Suggested tool: Google Slides 


Resources:

12

Create a quiz for classmates

Sure our students know how to take a quiz but do they know how to make one? Creating good questions and writing those multiple choice answer options is a great way for them to dive into the content and look at it from a new perspective.  A fun way to get take this further is to take the multiple choice questions from different quizzes and create a class Kahoot.


Have students create short or long answer questions too and a simple rubric to go along with it. What would a 1 point answer look like? What about a 4 point answer? You might be surprised at how good their assessments would be!

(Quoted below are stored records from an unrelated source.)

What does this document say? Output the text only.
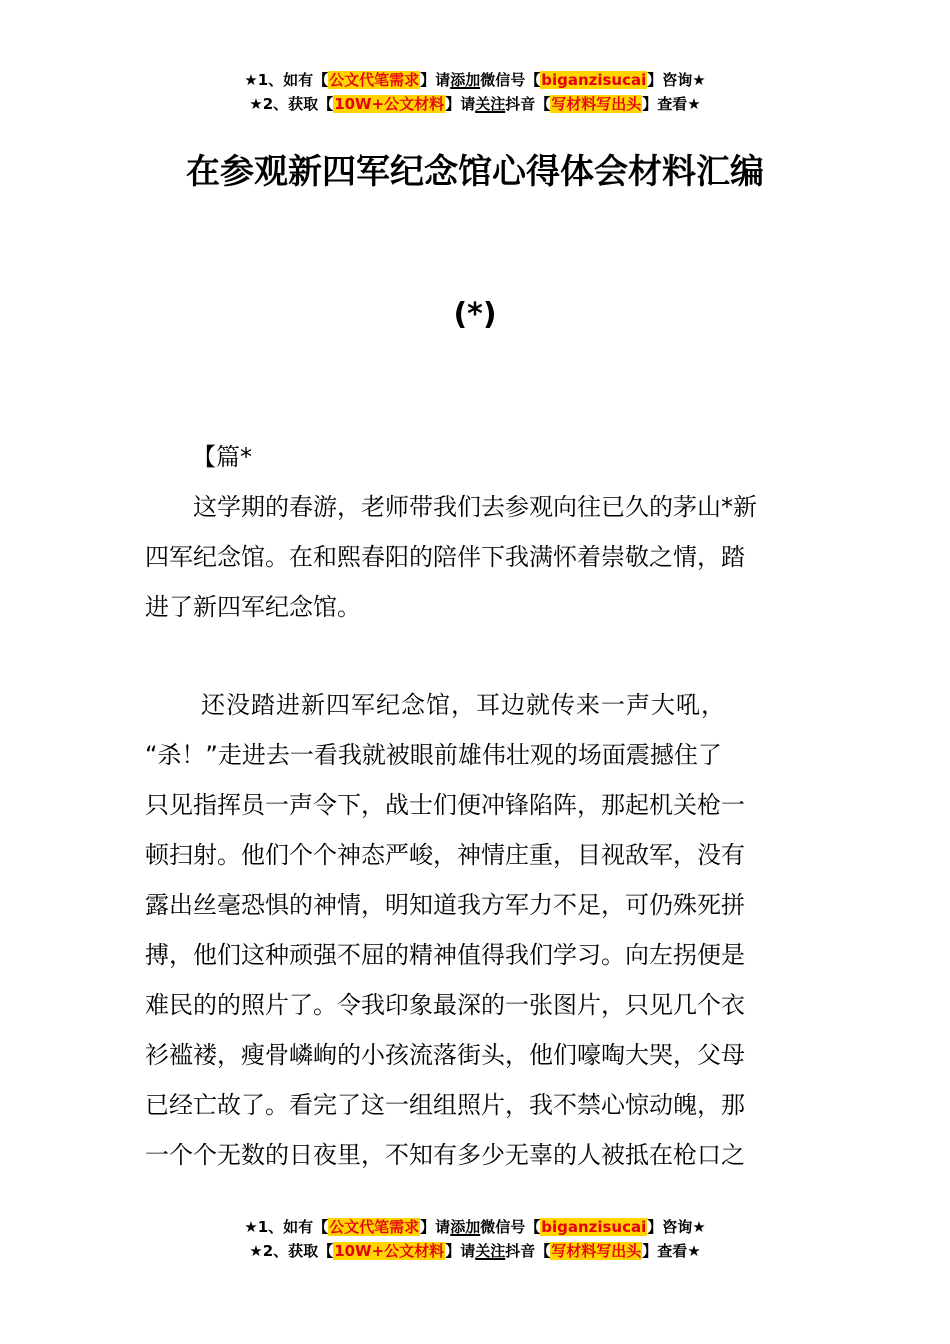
★1、如有【公文代笔需求】请添加微信号【biganzisucai】咨询★
★2、获取【10W+公文材料】请关注抖音【写材料写出头】查看★
在参观新四军纪念馆心得体会材料汇编
(*)
【篇*
这学期的春游，老师带我们去参观向往已久的茅山*新
四军纪念馆。在和熙春阳的陪伴下我满怀着崇敬之情，踏
进了新四军纪念馆。
还没踏进新四军纪念馆，耳边就传来一声大吼，
“杀！”走进去一看我就被眼前雄伟壮观的场面震撼住了
只见指挥员一声令下，战士们便冲锋陷阵，那起机关枪一
顿扫射。他们个个神态严峻，神情庄重，目视敌军，没有
露出丝毫恐惧的神情，明知道我方军力不足，可仍殊死拼
搏，他们这种顽强不屈的精神值得我们学习。向左拐便是
难民的的照片了。令我印象最深的一张图片，只见几个衣
衫褴褛，瘦骨嶙峋的小孩流落街头，他们嚎啕大哭，父母
已经亡故了。看完了这一组组照片，我不禁心惊动魄，那
一个个无数的日夜里，不知有多少无辜的人被抵在枪口之
★1、如有【公文代笔需求】请添加微信号【biganzisucai】咨询★
★2、获取【10W+公文材料】请关注抖音【写材料写出头】查看★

Suggested tool: Google Forms and Kahoot


Resources:

13

Create an unboxing video

If your students all want to be YouTubers, let them use that to show what they've learned! Unboxing videos are popular on YouTube, and students can use that type of video to show what they know.


Unboxing videos can be a really fun, really effective way for your students to show what they know. Instead of showing off a box full of makeup, students can open a package of items sent by or to a character you've just met, from a time you're learning about, from a location you're studying. 


Open the box. Show and describe what's inside. React to the contents. Fill the viewer in on the backstory or history. While creating a video with all of this, the student is constantly asking: How does this show what I've learned?


Suggested tool: Flipgrid


Resources:

14

Make a game

While playing games is a popular and enjoyable way to engage with others, designing a game can be a fantastic way to demonstrate understanding.  Having your students create their own game using the content you studied is a great end of unit activity. 


Students can create a game digitally using one of the game board templates below OR have students use supplies found around the classroom to create a physical game with cardboard, markers, cards, dice, chips etc. The only limit is their imagination!


Suggested tool: Google Slides or PPT, Genially, Paper/Markers/Cardboard/Dice


Resources:

15

Code an interactive presentation

Google's CS first curriculum makes it easy to infuse computer science into any class. Like the Applied Digital  Skills curriculum, CS First has everything you need to get started right away with your class. Lessons include tutorial videos for students, example projects, lesson plans and a getting started guide.


In the Interactive Presentation activity students use a presentation they have already created (or make a new one) and make it interactive with Scratch. Students can take any final presentation from any unit and add this option as a way for students to present! Such an easy way to add coding to class.